When the configuration script is executed, it is executed inside of sshfsexec's main function with unrestricted access to the code, but a list of the most relevant variables follows below.

Options

pre_process_config: Variable indicating whether or not the configuration file is being executed before or after the command arguments have been translated to remote paths.

command: Base-name of the command being executed (os.path.basename(sys.argv[0])) when the sshfsexec is launched.

coerce_remote_execution: Determines whether or not referencing a path within an SSHFS volume will coerce a command to be executed remotely instead of locally. When this option is set, if a command's arguments reference paths that are within an SSHFS volume, one's current working directory need not be inside the mount for transparent usage. In the following example, git would be executed remotely with coerce_remote_execution set:

~$ git clone ~/git.codevat.com/mydwm.git ~/git.codevat.com/clone.git
Initialized empty Git repository in /home/git/repositories/clone.git/.git/

This option is disabled by default and must be set before the command arguments are parsed / while pre_process_config is True.

preserve_isatty: A PTY will normally only be allocated on the remote server if the local stdin and stdout are pseudo-terminals. This causes problems with things like grep --color and ls --color=auto, both of which check the value of isatty on stdout to determine whether or not colors should be rendered. Setting preserve_isatty will result in some kludgey stuff being done to make sure the isatty results for stdin, stdout and stderr on the remote process are the same as for the local sshfsexec process.

In its current implemenation, this option is buggy: anything launched on the remote server that reads from stdin will hang indefinitely even when no more data is available and the local pipe has been closed.

Command Execution Variables

environment: A dictionary containing the environment variables that will be passed to the subprocess. Note that for commands run via SSH, the environment variables are set locally before SSH is launched. This means that environment variables are subject to the configuration settings on the remote host, specifically PermitUserEnvironment.

envpassthrough: This dictionary is used to configure environment variables on the remote server. Normally, only environment variables permitted by the remote server's sshd configuration will be made available to the remote process, but with envpassthrough, the environment variables will be declared on the remote server before executing the commands. For example, if envpassthrough = { "EDITOR": "vim" }, the remote invocation of git commit will be as follows: EDITOR=vim git commit. Please note that the definition of these environment variables is likely to be visible to all users on both the remote server and local host, so envpassthrough should not be used for sensitive information.

stdin_is_pipe: Boolean indicating whether or not stdin is a pipe.

originalargs: Iterable containing the untranslated arguments passed to the command (sys.argv[1:]).

sshlogin: Remote SSH system where a command will be executed.

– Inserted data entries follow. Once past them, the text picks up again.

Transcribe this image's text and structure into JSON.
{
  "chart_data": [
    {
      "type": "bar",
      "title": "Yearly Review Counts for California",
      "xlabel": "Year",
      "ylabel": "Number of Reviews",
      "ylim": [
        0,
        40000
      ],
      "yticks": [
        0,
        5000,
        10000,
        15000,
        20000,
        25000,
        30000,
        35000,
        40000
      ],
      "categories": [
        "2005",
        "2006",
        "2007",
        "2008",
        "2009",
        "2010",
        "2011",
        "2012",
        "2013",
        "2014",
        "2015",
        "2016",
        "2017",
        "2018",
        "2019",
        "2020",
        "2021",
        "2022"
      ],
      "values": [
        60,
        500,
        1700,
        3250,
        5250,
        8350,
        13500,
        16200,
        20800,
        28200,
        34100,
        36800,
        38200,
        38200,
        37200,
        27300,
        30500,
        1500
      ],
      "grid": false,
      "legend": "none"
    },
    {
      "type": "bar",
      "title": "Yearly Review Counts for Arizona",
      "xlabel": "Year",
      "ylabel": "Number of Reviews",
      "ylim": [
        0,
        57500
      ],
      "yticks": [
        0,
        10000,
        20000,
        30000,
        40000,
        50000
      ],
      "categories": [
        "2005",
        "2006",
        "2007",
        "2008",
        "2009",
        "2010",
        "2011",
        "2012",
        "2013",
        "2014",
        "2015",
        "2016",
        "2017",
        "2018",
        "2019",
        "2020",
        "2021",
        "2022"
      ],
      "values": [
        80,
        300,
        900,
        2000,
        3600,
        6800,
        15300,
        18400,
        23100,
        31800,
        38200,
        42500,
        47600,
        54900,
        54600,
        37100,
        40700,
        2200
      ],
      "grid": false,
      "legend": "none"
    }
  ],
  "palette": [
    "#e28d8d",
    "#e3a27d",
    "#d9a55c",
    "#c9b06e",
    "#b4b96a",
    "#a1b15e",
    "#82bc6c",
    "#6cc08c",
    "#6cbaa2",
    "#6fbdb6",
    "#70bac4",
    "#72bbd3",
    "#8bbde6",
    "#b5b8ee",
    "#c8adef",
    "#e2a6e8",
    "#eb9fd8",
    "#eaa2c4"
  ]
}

This will be in the form of user@hostname or simply hostname depending on the arguments used for sshfs and the defined SSH options.

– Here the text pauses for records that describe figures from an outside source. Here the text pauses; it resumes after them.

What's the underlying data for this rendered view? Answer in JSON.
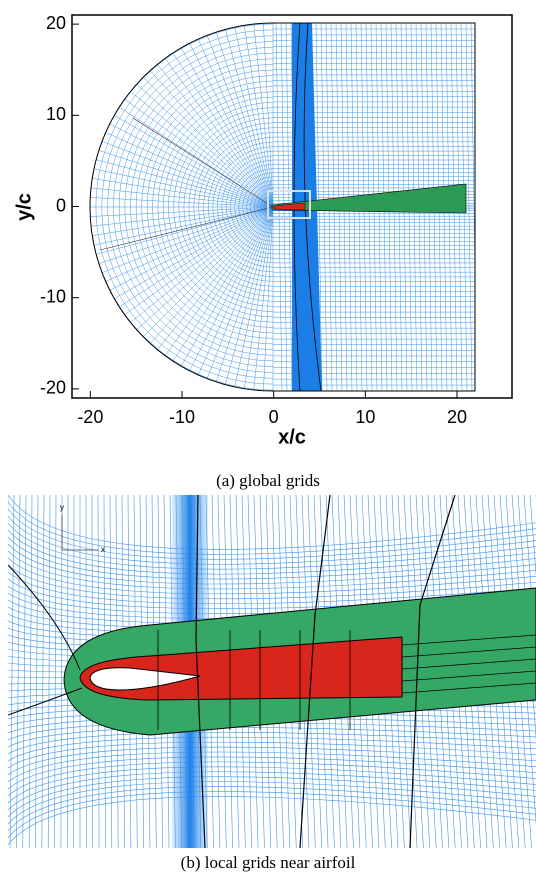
{
  "chart_data": [
    {
      "type": "mesh",
      "xlabel": "x/c",
      "ylabel": "y/c",
      "xlim": [
        -22,
        26
      ],
      "ylim": [
        -21,
        21
      ],
      "xticks": [
        -20,
        -10,
        0,
        10,
        20
      ],
      "yticks": [
        -20,
        -10,
        0,
        10,
        20
      ],
      "caption": "(a) global grids"
    },
    {
      "type": "mesh",
      "xlabel": "x",
      "ylabel": "y",
      "caption": "(b) local grids near airfoil"
    }
  ]
}
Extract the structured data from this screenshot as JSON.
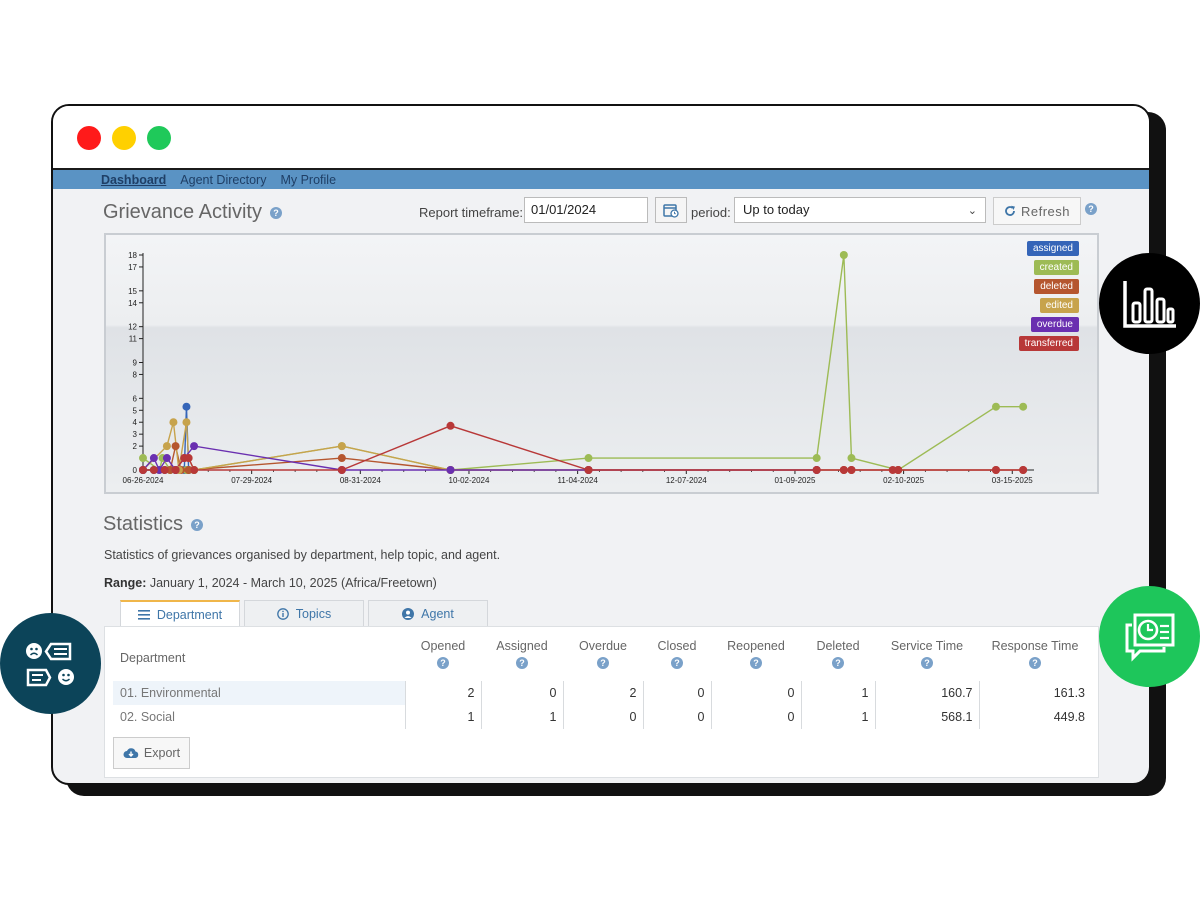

cwdtranslation: When a command is launched inside a directory within an SSHFS mount, cwdtranslation is a tuple that contains the remote login ("user@hostname" or "hostname"), the remote directory that corresponds to the current working directory, and the SSHFS local mount point for SSHFS volume. If a command is launched outside of an SSHFS folder, this variable will be None.

remoteargs: Arguments that will be used to execute the command on the remote system. If any of the original arguments were paths on the remote system, the path in remoteargs will be the path as it exists on the remote server instead of how it was referenced within the SSHFS mount.

To Do

  • Allow commands with both local and remote path arguments to be executed on both systems. For example rm here.jpg ~/mounts/sshfs/there.jpg would run rm here.jpg locally and ssh user@remote 'rm there.jpg'.
  • Fix hanging issue with preserve_isatty.